Drug Res (Stuttg). 2013 Apr;63(4):203-9. doi: 10.1055/s-0033-1334965. Epub 2013 Mar 13.
This study aimed to develop an effective formulation to improve the solubility and oral absorption of dutasteride by using a self-microemulsifying drug delivery system (SMEDDS). We used the d-optimal mixture design as a tool for developing an optimized SMEDDS formulation with excellent physicochemical characteristics such as mean particle size of <100 nm and percentage of drug dissolved at 15 min, >80%. An optimized dutasteride-loaded SMEDDS formulation consisted of 39.80% CapryolTM 90, 25.90% Cremophor® EL, and 34.30% Transcutol® HP and showed an emulsion droplet size of about 35.3 nm. Approximately 90% of dutasteride from the SMEDDS dissolved at 10 min in dissolution media of pH 1.2 and 6.8. Furthermore, pharmacokinetic studies in rats indicated that compared to the raw drug, the optimized SMEDDS formulation significantly improved the oral absorption of dutasteride. Therefore, preliminary results from our study suggest that the dutasteride-loaded self-microemulsifying formulation has a great potential for clinical application.

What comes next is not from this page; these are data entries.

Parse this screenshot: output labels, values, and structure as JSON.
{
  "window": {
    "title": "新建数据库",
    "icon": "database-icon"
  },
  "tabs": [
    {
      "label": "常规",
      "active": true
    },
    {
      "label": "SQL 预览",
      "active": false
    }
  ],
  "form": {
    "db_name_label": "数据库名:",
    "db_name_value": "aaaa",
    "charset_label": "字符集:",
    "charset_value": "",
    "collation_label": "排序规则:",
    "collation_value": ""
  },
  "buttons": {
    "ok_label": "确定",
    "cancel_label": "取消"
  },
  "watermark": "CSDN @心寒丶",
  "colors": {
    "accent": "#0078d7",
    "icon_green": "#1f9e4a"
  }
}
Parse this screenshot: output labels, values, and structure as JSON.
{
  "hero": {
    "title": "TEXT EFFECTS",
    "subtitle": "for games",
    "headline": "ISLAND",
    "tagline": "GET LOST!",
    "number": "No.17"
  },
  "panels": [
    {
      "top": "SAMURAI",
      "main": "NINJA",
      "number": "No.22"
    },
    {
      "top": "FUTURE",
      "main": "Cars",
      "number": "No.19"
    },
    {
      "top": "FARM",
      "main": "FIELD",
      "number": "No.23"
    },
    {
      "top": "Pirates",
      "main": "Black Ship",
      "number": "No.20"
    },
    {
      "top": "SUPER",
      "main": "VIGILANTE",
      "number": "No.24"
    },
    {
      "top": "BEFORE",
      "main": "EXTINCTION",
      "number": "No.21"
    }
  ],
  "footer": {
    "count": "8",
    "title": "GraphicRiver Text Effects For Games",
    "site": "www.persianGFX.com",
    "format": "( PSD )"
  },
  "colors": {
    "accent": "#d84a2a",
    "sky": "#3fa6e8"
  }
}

本研究旨在通过使用自微乳化药物递送系统(SMEDDS)开发一种有效的制剂,以提高度他雄胺的溶解度和口服吸收。我们使用d-最优混合设计作为工具来开发具有优异物理化学特性的优化SMEDDS制剂,如平均粒径<100 nm以及在15分钟时药物溶解百分比>80%。一种优化的载有度他雄胺的SMEDDS制剂由39.80%的辛酸癸酸甘油三酯(CapryolTM 90)、25.90%的聚氧乙烯蓖麻油(Cremophor® EL)和34.30%的二乙二醇单乙基醚(Transcutol® HP)组成,乳液滴大小约为35.3 nm。在pH 1.2和6.8的溶出介质中,来自SMEDDS的度他雄胺约90%在10分钟时溶解。此外,大鼠体内的药代动力学研究表明,与原料药相比,优化后的SMEDDS制剂显著提高了度他雄胺的口服吸收。因此,我们研究的初步结果表明,载有度他雄胺的自微乳化制剂具有很大的临床应用潜力。